私自身さまざまな設備や断熱材などの環境への効果というのは一口では語ることが出来ません。ですのでこれからは少しずつ調べたことを発表していきます。それを読んで考えたこと、そこから生まれてくるクライアント一人ひとりに適した形、そんなものを一緒に形にしていきましょう。

2007/10/2
先週末の予定だった息子の運動会が今日に延期されました。平日の火曜日ということで見に来ている人の数は思ったより少なく、でもこれくらいがちょうどいいかなという具合でした。私も、午前中の徒競走だけ見学。50mを一生懸命走る子供たちの様子を見ていると大変ほのぼのします。でもPTAの副会長さんから、次の副会長をやってくれないといわれてしまったのにはびっくり。何とか勘弁していただきました。
さて、3ヶ月の時間がかかってしまいましたがいよいよ南与野の家の確認申請がおりそうです。木造3階建てで3ヶ月。チョット信じられない時間ですがこれでもさいたま市の建築指導課では、6月20日の法改正以降初めての木造3階建てなんですよ。初めてといわれてもそれほどうれしくはないのですが、まあようやくといったところです。
先日の朝日新聞の記事には8月の住宅着工数が前年度比40%減と記載されておりました。ひとつの原因でこれだけの経済に対するマイナス効果を与えてしまうのですから、法律というのは難しいものです。そもそも、すべての事柄を法律で制御しようという事に無理があるのかもしれませんね。
アネハ事件を思い出してみると・・・。発注者ヒューザーからコストの削減を求められて、下請けである構造事務所が鉄筋の数量をごまかした。結果的にそれを知らずに購入した一般消費者が被害を受ける。そういうことです。だからそういうことがおきないように非常に厳格な審査規定を設ける。確かに一理ある方法だと思います。
小学校でも同じようなことが起きています。暴れまわる子供たちを昔の先生たちは廊下に立たせたり時には殴ったりして教育していました。私の子供時代はそれほど昔のことではありませんがそれでも先生に殴られた経験は何度もあります。でも、今の先生は子供たちを廊下に立たせることも殴ることも出来ません。正座させることも出来ないそうです。その結果学級崩壊が生まれました。
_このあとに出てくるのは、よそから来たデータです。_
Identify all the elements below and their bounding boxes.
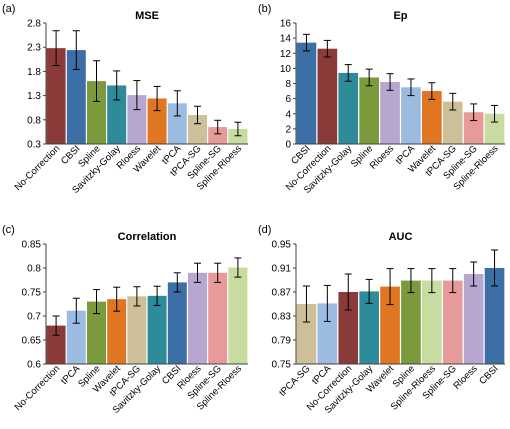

でも本当に怖いのはその後の話です。現在小学校にはスクールカウンセラーが配置されています。そしていうことを聞かない子供たちはそのカウンセリングを受けることになります。するとあらかじめ用意されている病名の中から適当なものを選び出してその子供につけるんですね。「あなたは多行動症です」という具合に。するとその子供は治療という名目で薬を飲みます。その薬が今非常に問題になっていものたちです。
体罰という法律で規定できない指導方法を先生たちから奪ったのは、世論です。そしてこの目に見えない世論を味方につけるためには禁止するほか方法はありません。そして代わりにカウンセリングと薬という法律に基づいた体罰が与えられました。
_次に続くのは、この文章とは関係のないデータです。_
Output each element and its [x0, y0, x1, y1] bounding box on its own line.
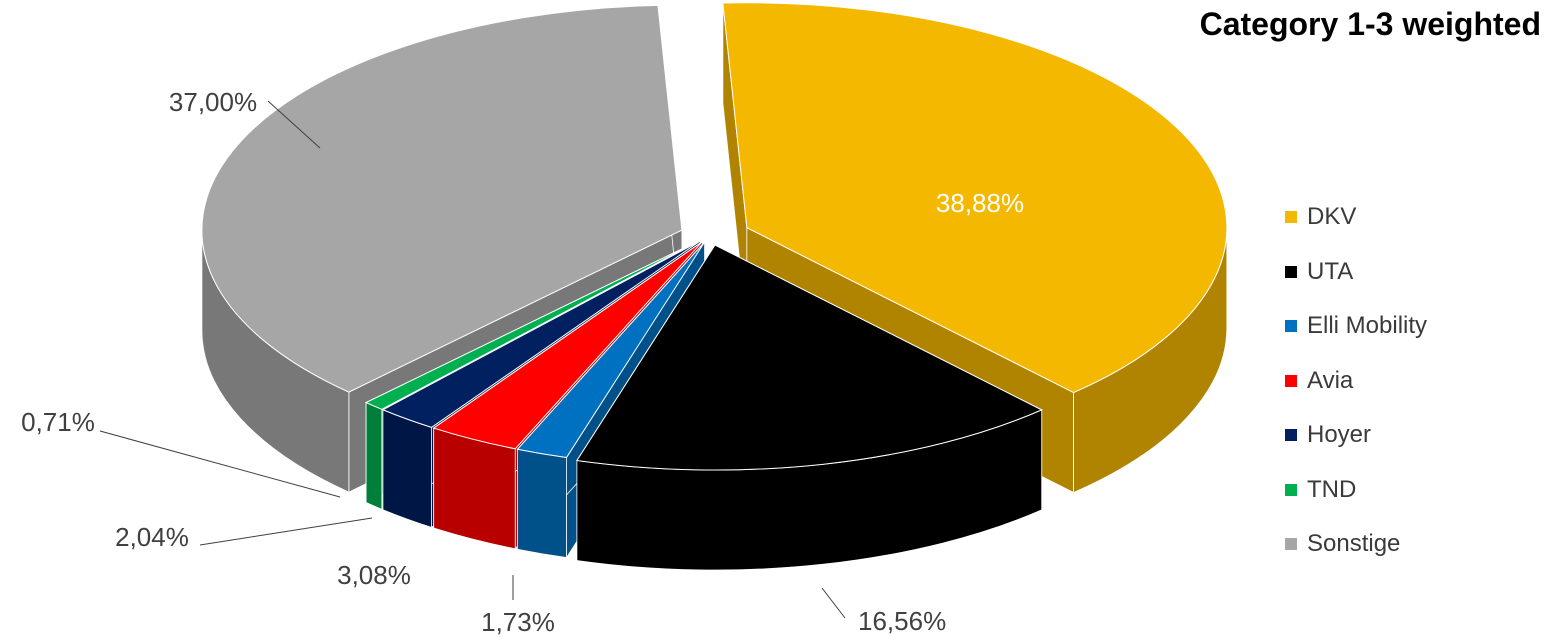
data-label-elli-mobility: 1,73% — [481, 607, 555, 637]
legend-label: TND — [1307, 475, 1357, 503]
legend-label: UTA — [1307, 257, 1354, 285]
data-label-dkv: 38,88% — [936, 188, 1024, 218]
legend-swatch — [1285, 374, 1297, 387]
legend-label: Hoyer — [1307, 421, 1372, 449]
leader-line-hoyer — [199, 517, 373, 546]
pie-slice-dkv — [722, 2, 1228, 394]
legend-swatch — [1285, 265, 1297, 278]
chart-title: Category 1-3 weighted — [1199, 6, 1541, 42]
data-label-sonstige: 37,00% — [169, 87, 257, 117]
legend-item-uta: UTA — [1285, 245, 1427, 300]
pie-slice-tnd — [364, 240, 700, 410]
legend-swatch — [1285, 538, 1297, 551]
legend-item-tnd: TND — [1285, 463, 1427, 518]
legend-item-sonstige: Sonstige — [1285, 517, 1427, 572]
legend-item-dkv: DKV — [1285, 190, 1427, 245]
leader-line-uta — [821, 587, 846, 619]
leader-line-sonstige — [267, 100, 321, 149]
legend-item-hoyer: Hoyer — [1285, 408, 1427, 463]
pie-slice-elli-mobility — [516, 241, 705, 459]
data-label-hoyer: 2,04% — [115, 522, 189, 552]
legend-swatch — [1285, 483, 1297, 496]
legend-label: Sonstige — [1307, 530, 1401, 558]
legend-item-elli-mobility: Elli Mobility — [1285, 299, 1427, 354]
leader-line-tnd — [99, 430, 341, 498]
data-label-uta: 16,56% — [858, 606, 946, 636]
legend-swatch — [1285, 429, 1297, 442]
legend-label: Avia — [1307, 366, 1354, 394]
data-label-avia: 3,08% — [337, 560, 411, 590]
legend-label: Elli Mobility — [1307, 312, 1428, 340]
legend-swatch — [1285, 211, 1297, 224]
pie-slice-uta — [576, 244, 1043, 471]
pie-slice-hoyer — [381, 240, 701, 428]
pie-slice-sonstige — [201, 4, 683, 393]
legend: DKV UTA Elli Mobility Avia Hoyer TND Sonstige — [1285, 190, 1427, 572]
data-label-tnd: 0,71% — [21, 407, 95, 437]
legend-item-avia: Avia — [1285, 354, 1427, 409]
legend-label: DKV — [1307, 203, 1357, 231]
legend-swatch — [1285, 320, 1297, 333]
pie-slice-avia — [432, 241, 703, 450]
建築の現場でも同じです。ほんの一部の違法建築を完全になくすために採用された手段は審査の厳格化です。確かに世論は味方につきます。しかし、この制度によって本当に負担が増えたのはその建築を買う当事者たちなのです。
子供を守りたい親たちの世論で恐ろしい手段が学校に与えられ、また正当な建築を求めたい施主の世論でその施主に多大なる負担がのしかかる。そんな理解できないことがたびたび起きています。世論を作り出すメディアの品格というようなことがよく言われますが、本当に大切なのは私たち一人ひとりが本当に物事を判断できる知識を身につけていくことなのでしょう。
2007/10/1
月曜日、先週末の雨がひきずっているようで、いまいちすっきりとしないお天気です。ますいいの3つの現場はいよいよ完成を迎えようとしています。
そういえば先日、近所の新築高層マンションにお住まいの方から壁面収納を制作してほしいとのご相談を受けました。素材はなるべく無垢材で、木の風合いを生かした家具が良いとのことです。